The Celts: Search for a Civilization
By Alice Roberts
Heron Books (2015)
Book Review
Were the Celts of northern Europe the uncivilized barbarians the Greeks and Romans made them out to be? Alice Roberts thinks not. Her book examines the origin of the Celts, the prehistoric tribe responsible for populating Ireland, Wales, Scotland, Cornwall and early Britain. The conventional view is that the Celts originated in central Europe and gradually migrated west to occupy ancient Gaul (France), Britain, Scotland, Wales an Ireland; south to Egypt and northern Italy; and west as far as Kiev and Turkey. Roberts sides with the more recent view that Celtic civilization developed along the Atlantic coast of Europe – a well-connected group of Bronze Age societies extending from Portugal – and migrated westward to occupy Gaul, parts of Germany, the Balkans, Turkey and northern Italy..

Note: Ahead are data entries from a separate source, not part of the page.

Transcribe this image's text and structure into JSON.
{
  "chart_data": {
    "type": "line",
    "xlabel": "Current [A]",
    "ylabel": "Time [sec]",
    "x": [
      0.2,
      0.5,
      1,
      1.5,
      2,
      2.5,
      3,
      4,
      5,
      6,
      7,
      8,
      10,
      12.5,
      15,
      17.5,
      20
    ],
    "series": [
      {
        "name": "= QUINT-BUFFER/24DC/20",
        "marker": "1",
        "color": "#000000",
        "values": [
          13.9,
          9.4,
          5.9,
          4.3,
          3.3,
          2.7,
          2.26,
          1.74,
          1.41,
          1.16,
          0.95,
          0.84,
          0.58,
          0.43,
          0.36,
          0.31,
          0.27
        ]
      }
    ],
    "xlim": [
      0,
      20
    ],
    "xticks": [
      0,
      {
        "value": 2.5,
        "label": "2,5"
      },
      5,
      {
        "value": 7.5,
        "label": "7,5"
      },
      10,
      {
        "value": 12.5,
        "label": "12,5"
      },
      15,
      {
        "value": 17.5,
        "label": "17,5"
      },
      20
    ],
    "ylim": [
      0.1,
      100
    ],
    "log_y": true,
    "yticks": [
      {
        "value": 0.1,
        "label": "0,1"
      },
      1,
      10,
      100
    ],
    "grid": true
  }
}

The Celts gives a full inventory of all available archeological, linguistic and genetic evidence, as well as accounts from historical texts and oral myths. The picture Roberts paints is totally at odds with Roman and Greek efforts to portray Celts as uncivilized barbarians. Thanks to their great sophistication in mining, smelting metals into weapons and jewelry, and advanced seafaring, the Celts established major trading centers throughout continental Europe. The Tartessos referred to in the Old Testament at the time of Solomon were early Celts who sailed great ships laden with silver, gold, ivory, apes and peacocks to trade with Mediterranean settlements.

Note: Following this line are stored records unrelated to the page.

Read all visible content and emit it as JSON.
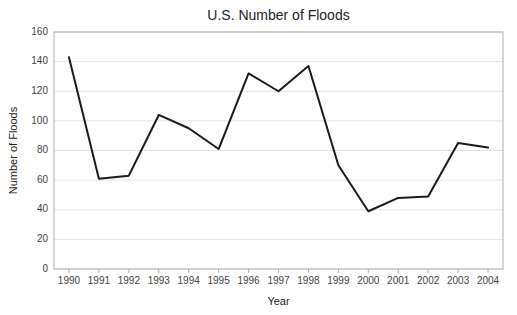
{
  "chart_data": {
    "type": "line",
    "title": "U.S. Number of Floods",
    "x_label": "Year",
    "y_label": "Number of Floods",
    "x": [
      1990,
      1991,
      1992,
      1993,
      1994,
      1995,
      1996,
      1997,
      1998,
      1999,
      2000,
      2001,
      2002,
      2003,
      2004
    ],
    "values": [
      143,
      61,
      63,
      104,
      95,
      81,
      132,
      120,
      137,
      70,
      39,
      48,
      49,
      85,
      82
    ],
    "color": "#1a1a1a",
    "xlim": [
      1989.5,
      2004.5
    ],
    "xticks": [
      1990,
      1991,
      1992,
      1993,
      1994,
      1995,
      1996,
      1997,
      1998,
      1999,
      2000,
      2001,
      2002,
      2003,
      2004
    ],
    "ylim": [
      0,
      160
    ],
    "yticks": [
      0,
      20,
      40,
      60,
      80,
      100,
      120,
      140,
      160
    ],
    "grid": true
  }
}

The Phoenicians, the first Eastern Europeans they made contact with, traded wine and manufactured goods for their silver, gold, copper and tin. The earliest written evidence of the Celtic language comes from the beginning of the Iron Age in Southwest Portugal.

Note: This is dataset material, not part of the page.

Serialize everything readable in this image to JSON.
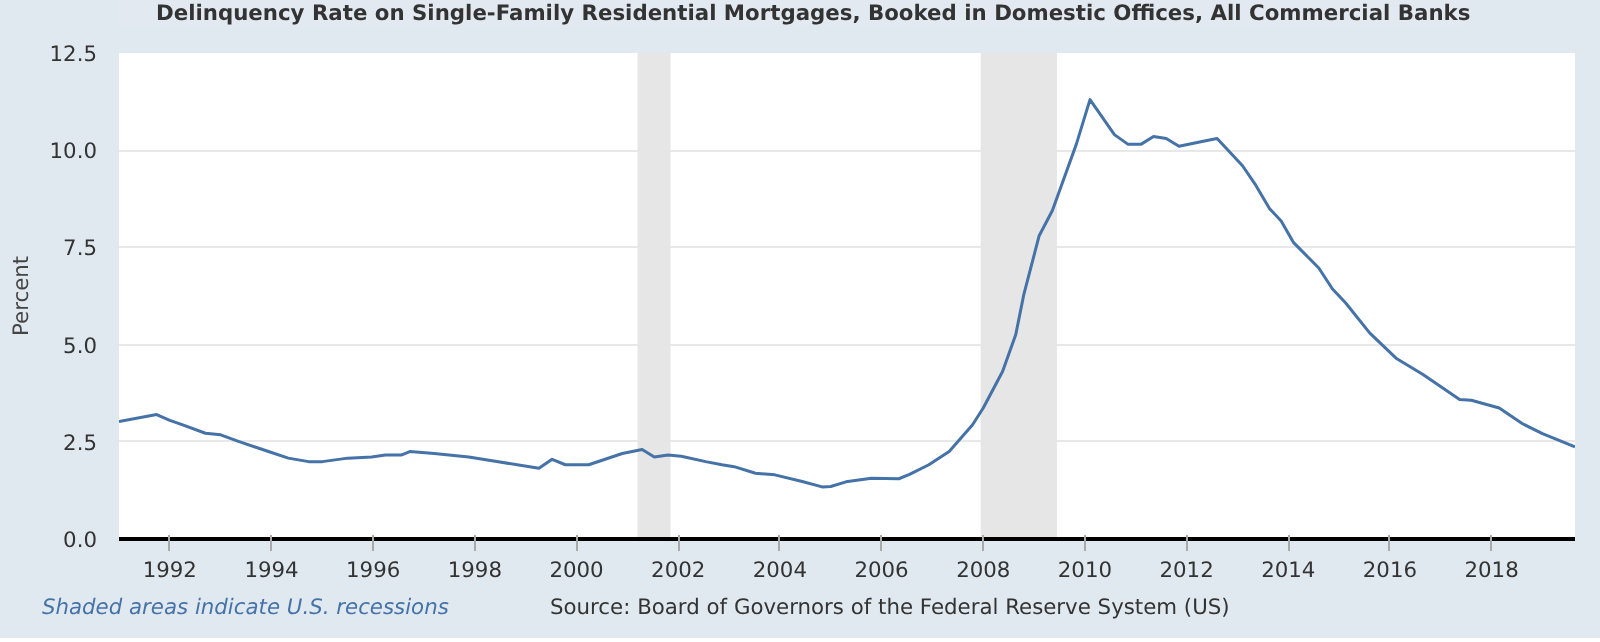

In addition to well-developed religious practices, the Celts had a written language and appointed druids to serve as judges, guardians of knowledge, and priests.
During the Iron Age, they developed a reputation as great warriors and often hired themselves as mercenaries to various kings and emperors. In 387, they sacked Rome for the first time, and in 280 BC they conquered Macedonia and moved south into Greece. Julius Caesar’s primary reason for invading and occupying Gaul was to end the constant Celtic raids on Roman territory.